Wait, didn’t he say “Clarke, Asimov and Heinlein”? In the original Latin-American Spanish at least, I seem to remember him saying that.
IMHO the way literature is taught in schools (the world over it seems) it’s wrong wrong wrong.
You take a barely literate child and force feed him Bradbury, Steinbeck, Garcia Marquez, Borges, etc… when they should be reading Harry Potter or Dungeon Crawler Carl, things that are easy to read so they get hooked on reading, then you can start them on more difficult works.
The way it’s currently done children are convinced at an early age that reading is a boring, difficult chore.
Nope - Asimov, Bester, Clarke - whom he calls the A, B, Cs of science fiction - which leads to the question about Ray
I’ve always thought so.
Yeah, we didn’t do Bradbury but had far too much exposure to Steinbeck’s worst exercises in depression. Literature in grade school was a pretty mixed bag for me. On the one To Kill a Mockingbird was a little grim but captivating - an excellent book for HS students to get exposure to. On the other I never saw the point of forcing me to slog through Milton’s Paradise Lost.

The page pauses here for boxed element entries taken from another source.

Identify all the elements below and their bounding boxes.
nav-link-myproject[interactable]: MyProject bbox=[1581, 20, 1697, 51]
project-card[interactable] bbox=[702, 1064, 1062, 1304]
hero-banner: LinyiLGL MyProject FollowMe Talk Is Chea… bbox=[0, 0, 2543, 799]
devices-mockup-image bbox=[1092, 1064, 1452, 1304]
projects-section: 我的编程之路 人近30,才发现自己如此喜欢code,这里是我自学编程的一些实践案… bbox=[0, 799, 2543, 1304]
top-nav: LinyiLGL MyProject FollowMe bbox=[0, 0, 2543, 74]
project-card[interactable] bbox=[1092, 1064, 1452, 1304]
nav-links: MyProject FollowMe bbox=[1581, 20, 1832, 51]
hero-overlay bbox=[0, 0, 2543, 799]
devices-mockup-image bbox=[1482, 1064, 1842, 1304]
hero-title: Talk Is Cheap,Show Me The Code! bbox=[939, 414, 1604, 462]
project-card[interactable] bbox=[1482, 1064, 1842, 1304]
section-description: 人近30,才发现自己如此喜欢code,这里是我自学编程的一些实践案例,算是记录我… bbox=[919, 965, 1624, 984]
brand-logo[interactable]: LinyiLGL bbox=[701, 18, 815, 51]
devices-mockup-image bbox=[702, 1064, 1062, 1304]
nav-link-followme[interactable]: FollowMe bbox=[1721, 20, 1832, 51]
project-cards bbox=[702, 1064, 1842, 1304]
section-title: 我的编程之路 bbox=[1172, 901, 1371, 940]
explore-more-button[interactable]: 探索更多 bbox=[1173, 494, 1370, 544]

Also Thomas “It-Can-Always-Get-Worse” Hardy can fuck right off.
They made us read Crime and Punishment, the Stranger and 1984 in the same year in high school. It’s a wonder any of us survived.
Yeah, To Kill a Mockingbird is the greatest work of American literature, and should definitely be taught in schools.
Thankfully I never had to read Milton or Hardy, but I did have to read Hemmingway.
I rewatched the latin-american version, in it Martin says “Asimov!, Master! (not Bester), Clarke!”, so probably a mistake by the voice actors or a translator that did not know about Alfred Bester.
And nothing about an “ABC” either.
I must have mentally replaced “Master” with Heinlein in the years since I saw that episode.